Conocidos como ‘muros antitsunamis’, estas infraestructuras –hechas principalmente de hormigón armado– fueron diseñadas para proteger la costa y las poblaciones cercanas frente al impacto de tsunamis. Su función principal es reducir la fuerza del agua y evitar que las olas arrasen zonas habitadas. Dependiendo de la zona, la altura de estos muros varía. En general miden entre 5 y 15 metros, aunque algunos de ellos pueden incluso superar los 20 metros de altura.
La obra, cuya inversión superó los 6.800 millones de dólares, se realizó a lo largo de las costas nororientales del país, con una longitud de 430 kilómetros. Tal es la envergadura de esta infraestructura que fue denominada como la «Gran Muralla de Japón».
De igual manera, la megaestructura no fue la única medida protectora del país ante posibles tsunamis en el futuro. En primer lugar, este tipo de ‘protecciones’ suelen están acompañados por sirenas, sensores sísmicos, torres de vigilancia y rutas de evacuación señalizadas, formando parte de una estrategia de defensa más amplia. De la misma forma, otro de los escudos antitsunamis se encuentra en la propia naturaleza. El Ejecutivo nipón implementó medidas como bosques protectores. Para ello, se plantaron millones de árboles justo detrás la gran muralla japonesa con el objetivo de crear barreras naturales que ayuden a absorber la energía de las olas y reducir la erosión.
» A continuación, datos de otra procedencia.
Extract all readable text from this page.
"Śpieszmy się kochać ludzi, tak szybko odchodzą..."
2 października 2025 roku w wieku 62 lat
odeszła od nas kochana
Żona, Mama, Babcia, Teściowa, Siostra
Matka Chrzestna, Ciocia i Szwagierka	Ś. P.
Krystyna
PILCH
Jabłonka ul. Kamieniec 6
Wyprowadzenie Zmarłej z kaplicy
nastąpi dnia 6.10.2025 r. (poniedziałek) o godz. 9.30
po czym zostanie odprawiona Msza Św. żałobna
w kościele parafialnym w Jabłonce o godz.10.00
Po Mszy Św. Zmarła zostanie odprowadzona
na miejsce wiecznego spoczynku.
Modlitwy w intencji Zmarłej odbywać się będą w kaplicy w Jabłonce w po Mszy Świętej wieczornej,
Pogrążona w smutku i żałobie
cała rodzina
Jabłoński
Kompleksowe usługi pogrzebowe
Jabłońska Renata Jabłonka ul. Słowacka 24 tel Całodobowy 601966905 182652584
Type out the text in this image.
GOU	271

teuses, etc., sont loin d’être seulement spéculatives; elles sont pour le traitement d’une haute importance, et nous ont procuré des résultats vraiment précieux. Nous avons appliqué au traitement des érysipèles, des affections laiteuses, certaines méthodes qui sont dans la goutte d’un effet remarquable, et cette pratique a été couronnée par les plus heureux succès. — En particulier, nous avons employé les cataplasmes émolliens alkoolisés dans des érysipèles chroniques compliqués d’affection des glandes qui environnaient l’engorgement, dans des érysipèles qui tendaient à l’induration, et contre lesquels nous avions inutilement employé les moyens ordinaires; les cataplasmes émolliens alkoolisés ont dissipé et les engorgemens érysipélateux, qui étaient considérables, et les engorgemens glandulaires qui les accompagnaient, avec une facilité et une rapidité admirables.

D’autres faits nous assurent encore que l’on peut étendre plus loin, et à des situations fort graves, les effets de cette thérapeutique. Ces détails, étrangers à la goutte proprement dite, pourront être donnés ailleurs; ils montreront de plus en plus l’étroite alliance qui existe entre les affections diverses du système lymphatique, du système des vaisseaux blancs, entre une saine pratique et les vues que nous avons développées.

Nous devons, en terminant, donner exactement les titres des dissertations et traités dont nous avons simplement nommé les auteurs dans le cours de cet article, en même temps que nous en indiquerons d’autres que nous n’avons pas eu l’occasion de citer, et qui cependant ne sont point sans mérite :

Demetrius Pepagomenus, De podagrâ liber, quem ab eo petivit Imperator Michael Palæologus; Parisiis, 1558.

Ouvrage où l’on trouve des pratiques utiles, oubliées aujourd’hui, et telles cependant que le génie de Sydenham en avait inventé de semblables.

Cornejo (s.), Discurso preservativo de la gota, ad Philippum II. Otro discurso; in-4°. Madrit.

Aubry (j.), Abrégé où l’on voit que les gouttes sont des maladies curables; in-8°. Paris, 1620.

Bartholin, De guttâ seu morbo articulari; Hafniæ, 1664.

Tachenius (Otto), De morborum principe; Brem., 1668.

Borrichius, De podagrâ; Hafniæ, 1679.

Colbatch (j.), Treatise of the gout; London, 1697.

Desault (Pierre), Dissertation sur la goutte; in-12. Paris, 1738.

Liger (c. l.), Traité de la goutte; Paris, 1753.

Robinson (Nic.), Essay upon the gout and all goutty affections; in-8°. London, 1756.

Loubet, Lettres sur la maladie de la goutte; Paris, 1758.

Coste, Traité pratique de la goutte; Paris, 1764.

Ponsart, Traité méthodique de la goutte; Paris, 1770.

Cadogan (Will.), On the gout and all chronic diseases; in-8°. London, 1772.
Esta práctica es de sobra conocida por los expertos. Sin ir más lejos, un estudio publicado en 2020 en la revista Proceedings of the National Academy of Sciences destacaba cómo la colocación de hileras de colinas verdes estratégicamente dispuestas a lo largo de las costas, en lugar de grandes diques, pueden ayudar a evitar la destrucción provocada los tsunamis.
Sin embargo, la instalación japonesa también generó controversia entre distintos sectores. El colectivo ecologista lleva años reclamando que este tipo de construcciones daña el paisaje marino y la industria pesquera, además de ser una barrera visual para las comunidades costeras.
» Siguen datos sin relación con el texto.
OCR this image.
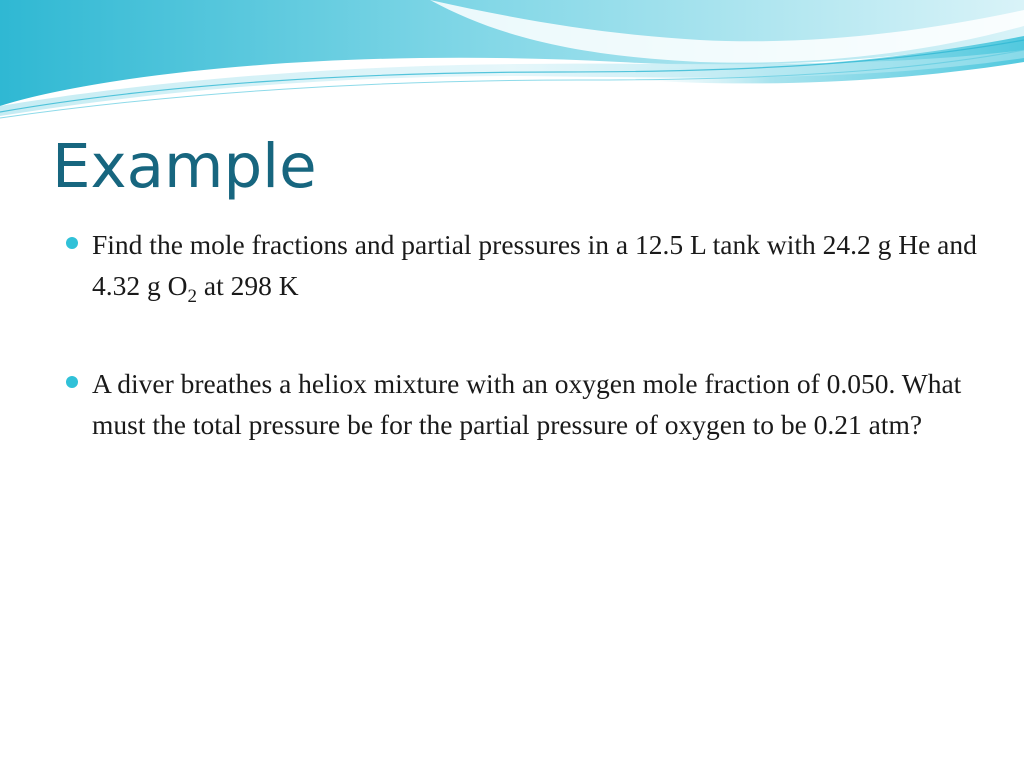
Example
Find the mole fractions and partial pressures in a 12.5 L tank with 24.2 g He and 4.32 g $O_2$ at 298 K
A diver breathes a heliox mixture with an oxygen mole fraction of 0.050. What must the total pressure be for the partial pressure of oxygen to be 0.21 atm?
La realidad innegable es que esta megaconstrucción supone una defensa extra para la sociedad japonesa. Más si tenemos que en cuenta que actualmente existe una probabilidad del 70 % de que un terremoto de magnitud 7 o mayor sacuda la capital nipona en las próximas tres décadas. Las estimaciones de las autoridades apuntan a que si un tsunami azotara Tokio, este no superaría los 2,6 metros, por lo que los muros vigentes podrían pararlo.